The revelation is part of a number-crunching exercise by Oxford University, which shows the tally of “international migrants” – those born outside the UK or Republic – tripled between 2001 and 2011 for the Province as a whole.

In 2011, the total usual resident population of Northern Ireland stood at just over 1.8 million residents.

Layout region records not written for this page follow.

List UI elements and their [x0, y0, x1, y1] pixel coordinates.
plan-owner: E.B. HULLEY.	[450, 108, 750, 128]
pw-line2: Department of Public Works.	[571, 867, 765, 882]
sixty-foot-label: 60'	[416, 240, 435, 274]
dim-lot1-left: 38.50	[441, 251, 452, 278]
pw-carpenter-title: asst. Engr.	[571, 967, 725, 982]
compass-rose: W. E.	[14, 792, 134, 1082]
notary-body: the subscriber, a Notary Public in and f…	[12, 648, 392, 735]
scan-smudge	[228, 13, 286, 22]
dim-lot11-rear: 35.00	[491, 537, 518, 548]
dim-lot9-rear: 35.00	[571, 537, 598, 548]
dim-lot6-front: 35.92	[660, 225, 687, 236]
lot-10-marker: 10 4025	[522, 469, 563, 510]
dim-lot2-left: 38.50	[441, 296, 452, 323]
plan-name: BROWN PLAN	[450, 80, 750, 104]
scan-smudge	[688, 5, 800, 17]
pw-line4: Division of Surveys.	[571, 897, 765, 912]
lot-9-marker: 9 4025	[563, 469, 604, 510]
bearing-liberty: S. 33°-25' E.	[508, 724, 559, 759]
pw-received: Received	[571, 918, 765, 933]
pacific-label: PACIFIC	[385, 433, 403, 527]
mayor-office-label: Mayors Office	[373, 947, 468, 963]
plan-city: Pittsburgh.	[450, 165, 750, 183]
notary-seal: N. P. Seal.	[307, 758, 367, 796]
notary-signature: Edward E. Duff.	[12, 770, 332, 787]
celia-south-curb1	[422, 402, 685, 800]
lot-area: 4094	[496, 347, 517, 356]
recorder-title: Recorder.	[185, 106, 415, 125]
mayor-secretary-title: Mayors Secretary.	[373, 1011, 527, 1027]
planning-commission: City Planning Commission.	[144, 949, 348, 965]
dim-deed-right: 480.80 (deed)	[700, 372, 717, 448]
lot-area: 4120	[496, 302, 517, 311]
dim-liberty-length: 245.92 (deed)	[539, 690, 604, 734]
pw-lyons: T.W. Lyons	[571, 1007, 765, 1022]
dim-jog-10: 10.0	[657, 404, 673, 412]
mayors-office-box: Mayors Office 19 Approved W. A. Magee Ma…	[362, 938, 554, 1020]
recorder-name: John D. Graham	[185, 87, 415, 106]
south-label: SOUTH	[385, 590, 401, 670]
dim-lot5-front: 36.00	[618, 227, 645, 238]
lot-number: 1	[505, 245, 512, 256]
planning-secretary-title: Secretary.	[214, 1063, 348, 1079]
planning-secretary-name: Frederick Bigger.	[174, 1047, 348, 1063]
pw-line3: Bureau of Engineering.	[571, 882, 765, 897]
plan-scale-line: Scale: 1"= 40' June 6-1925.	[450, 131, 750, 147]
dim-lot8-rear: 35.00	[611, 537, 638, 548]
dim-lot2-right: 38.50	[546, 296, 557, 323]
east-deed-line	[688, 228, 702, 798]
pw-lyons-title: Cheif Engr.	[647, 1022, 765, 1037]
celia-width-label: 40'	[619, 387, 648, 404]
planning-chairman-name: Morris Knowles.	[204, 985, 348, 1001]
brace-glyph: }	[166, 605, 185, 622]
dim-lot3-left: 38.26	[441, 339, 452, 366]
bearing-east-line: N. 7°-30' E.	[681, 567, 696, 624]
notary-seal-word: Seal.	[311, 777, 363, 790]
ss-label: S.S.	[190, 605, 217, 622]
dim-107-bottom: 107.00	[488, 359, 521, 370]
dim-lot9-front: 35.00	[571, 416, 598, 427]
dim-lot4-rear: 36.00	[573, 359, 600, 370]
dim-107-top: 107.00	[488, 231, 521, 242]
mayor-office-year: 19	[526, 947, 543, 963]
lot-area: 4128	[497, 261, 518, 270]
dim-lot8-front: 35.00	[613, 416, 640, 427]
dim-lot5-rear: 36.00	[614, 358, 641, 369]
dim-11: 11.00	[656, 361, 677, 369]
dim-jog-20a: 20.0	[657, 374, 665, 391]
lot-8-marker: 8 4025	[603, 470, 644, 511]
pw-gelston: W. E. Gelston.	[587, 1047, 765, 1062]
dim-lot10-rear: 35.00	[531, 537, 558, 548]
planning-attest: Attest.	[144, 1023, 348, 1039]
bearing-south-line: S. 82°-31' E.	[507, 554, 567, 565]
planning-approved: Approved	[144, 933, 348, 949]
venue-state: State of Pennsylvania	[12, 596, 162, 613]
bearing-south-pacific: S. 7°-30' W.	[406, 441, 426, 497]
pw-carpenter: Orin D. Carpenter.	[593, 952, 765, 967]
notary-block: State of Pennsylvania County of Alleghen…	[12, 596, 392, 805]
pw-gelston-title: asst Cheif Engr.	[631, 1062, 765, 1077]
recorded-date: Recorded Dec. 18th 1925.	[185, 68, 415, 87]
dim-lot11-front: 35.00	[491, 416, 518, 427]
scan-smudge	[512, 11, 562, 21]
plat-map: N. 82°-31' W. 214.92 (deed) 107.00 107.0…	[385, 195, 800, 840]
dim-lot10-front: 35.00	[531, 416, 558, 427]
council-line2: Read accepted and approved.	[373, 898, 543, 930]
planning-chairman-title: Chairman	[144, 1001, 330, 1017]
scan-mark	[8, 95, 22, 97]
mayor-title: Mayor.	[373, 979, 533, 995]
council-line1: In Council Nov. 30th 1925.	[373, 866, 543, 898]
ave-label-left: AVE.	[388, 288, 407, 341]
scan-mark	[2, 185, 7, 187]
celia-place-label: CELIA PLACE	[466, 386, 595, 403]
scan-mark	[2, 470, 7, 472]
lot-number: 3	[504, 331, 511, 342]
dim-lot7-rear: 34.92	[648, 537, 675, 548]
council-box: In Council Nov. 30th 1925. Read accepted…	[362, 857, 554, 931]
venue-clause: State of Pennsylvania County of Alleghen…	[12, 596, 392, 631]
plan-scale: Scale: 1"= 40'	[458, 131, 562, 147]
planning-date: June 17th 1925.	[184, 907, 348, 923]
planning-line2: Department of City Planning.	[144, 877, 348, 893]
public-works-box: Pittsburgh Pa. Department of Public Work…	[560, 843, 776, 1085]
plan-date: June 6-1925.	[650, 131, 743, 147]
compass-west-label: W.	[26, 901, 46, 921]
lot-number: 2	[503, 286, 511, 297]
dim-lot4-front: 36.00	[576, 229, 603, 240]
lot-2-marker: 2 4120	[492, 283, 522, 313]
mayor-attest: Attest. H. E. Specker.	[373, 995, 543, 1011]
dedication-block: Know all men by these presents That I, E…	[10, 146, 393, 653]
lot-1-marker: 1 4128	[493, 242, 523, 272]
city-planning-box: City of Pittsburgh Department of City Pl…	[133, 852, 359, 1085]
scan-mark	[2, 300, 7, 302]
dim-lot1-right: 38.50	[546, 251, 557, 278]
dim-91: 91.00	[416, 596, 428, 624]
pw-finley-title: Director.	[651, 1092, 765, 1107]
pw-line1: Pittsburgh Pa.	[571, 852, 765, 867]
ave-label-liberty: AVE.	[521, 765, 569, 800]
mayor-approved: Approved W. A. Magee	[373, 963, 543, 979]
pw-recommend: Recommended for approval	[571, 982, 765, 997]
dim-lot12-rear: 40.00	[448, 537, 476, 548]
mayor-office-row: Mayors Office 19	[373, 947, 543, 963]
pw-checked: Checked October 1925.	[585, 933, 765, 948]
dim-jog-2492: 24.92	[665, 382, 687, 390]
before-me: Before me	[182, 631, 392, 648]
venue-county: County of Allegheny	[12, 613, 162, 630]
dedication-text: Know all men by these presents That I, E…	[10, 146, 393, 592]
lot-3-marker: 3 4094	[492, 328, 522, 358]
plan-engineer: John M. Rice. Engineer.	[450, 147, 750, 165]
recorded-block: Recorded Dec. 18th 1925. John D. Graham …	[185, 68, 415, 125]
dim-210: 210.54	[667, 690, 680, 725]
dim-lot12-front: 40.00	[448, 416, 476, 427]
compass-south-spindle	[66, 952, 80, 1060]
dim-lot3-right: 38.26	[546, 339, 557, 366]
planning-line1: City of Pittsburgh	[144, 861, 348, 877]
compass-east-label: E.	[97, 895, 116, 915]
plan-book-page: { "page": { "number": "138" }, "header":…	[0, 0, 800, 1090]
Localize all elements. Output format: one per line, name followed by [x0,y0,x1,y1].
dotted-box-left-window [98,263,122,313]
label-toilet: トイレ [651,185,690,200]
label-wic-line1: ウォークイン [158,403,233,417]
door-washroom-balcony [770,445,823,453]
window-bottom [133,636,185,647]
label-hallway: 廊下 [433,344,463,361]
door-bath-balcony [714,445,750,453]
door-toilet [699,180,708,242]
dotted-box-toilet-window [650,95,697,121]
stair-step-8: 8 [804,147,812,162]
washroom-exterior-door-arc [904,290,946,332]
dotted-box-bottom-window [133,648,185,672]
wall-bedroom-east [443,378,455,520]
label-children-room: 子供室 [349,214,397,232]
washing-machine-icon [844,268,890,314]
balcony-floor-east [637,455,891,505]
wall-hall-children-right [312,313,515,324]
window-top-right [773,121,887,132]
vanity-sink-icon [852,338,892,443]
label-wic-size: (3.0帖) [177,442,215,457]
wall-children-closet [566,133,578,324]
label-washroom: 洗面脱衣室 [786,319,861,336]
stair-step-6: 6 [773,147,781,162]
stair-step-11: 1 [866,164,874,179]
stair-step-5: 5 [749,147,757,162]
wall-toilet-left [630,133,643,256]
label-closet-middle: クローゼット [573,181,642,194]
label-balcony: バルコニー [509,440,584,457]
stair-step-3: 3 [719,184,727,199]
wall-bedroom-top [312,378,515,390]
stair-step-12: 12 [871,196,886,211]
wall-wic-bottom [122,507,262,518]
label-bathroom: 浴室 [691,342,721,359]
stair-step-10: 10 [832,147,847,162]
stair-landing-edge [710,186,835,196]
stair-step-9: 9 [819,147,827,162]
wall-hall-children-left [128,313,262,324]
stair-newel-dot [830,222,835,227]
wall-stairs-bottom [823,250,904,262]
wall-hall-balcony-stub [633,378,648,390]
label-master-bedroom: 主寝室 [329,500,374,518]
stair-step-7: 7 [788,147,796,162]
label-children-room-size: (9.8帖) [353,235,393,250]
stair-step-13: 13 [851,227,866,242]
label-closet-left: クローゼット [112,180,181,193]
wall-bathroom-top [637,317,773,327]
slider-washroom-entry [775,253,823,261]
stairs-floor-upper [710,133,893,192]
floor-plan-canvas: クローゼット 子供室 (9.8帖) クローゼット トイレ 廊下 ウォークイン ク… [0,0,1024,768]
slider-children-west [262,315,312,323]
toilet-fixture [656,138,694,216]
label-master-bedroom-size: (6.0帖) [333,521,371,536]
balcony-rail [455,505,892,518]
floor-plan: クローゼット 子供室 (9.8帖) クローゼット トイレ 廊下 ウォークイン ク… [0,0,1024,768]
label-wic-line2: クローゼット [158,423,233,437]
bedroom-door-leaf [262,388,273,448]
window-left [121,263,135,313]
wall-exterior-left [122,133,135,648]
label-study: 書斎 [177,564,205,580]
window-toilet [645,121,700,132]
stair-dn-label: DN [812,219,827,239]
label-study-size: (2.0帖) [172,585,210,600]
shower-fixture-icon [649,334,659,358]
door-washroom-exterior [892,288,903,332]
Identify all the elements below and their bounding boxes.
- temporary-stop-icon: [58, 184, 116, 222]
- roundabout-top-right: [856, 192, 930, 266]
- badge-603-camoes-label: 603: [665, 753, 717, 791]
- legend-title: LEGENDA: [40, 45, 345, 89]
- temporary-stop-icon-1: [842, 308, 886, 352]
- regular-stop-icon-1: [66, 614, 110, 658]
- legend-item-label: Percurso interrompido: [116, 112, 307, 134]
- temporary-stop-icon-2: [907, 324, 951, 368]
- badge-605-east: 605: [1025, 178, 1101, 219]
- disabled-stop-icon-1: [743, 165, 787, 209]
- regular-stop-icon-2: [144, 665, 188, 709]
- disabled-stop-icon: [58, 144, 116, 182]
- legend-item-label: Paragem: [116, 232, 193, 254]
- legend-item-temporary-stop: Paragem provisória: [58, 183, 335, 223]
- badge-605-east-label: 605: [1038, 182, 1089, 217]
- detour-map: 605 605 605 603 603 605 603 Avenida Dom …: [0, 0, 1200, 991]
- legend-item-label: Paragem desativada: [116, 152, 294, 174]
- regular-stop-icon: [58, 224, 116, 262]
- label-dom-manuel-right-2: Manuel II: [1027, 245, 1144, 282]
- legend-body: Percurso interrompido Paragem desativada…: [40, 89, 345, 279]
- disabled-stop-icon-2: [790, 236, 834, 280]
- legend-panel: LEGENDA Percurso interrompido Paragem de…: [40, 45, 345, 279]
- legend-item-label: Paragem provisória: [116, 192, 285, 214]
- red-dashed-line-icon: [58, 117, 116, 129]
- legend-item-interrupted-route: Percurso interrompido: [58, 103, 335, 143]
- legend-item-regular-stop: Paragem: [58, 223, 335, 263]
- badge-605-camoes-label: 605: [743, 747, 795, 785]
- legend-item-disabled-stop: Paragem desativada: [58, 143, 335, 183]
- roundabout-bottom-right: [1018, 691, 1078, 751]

About 4.5 per cent of those residents (81,314) were born outside of the UK and the Republic.

Most were from Poland (19,658 residents), with Lithuania (7,341) and India (4,796) the next most popular countries of origin.

A more detailed look indicates that Dungannon leads the entire UK in terms of such ethnic change.

In the east Tyrone town, international migrants grew from 484 in 2001 to almost 6,000 in 2011.

This is an increase of 1,139 per cent.

The Lincolnshire town of Boston saw a 467 per cent increase in its “foreign born” population over the same period; the biggest in England, Scotland or Wales.

The huge growth in Dungannon’s international migrants meant that by 2011 they made up about 10 per cent of the population.

However, this is still below the average figure in the mainland UK, where 12.8 per cent of residents were classed as foreign-born.

Patrick Yu, executive director of the Northern Ireland Council for Ethnic Minorities, said: “The increase in population in Dungannon shows its vibrancy as a prosperous area of Northern Ireland,” noting employers like Moy Park rely on large numbers of minority workers.

Racist attacks have been much in the news recently, and Mr Yu added: “Research shows that migrants put much more into the economy than they take out, and bring diversity, vibrancy and prosperity to Northern Ireland.

“Any attack on ethnic minorities is akin to an attack on the economy, to which they contribute so much for wider society.”

The figures all come from the 2011 Census, and look at every local government authority in the UK.

In addition, the Oxford report cautions against making direct comparisons between Northern Ireland’s proportion of international migrants and the proportion of those defined as foreign-born in the mainland UK, where citizens of the Irish Republic are included in the numbers.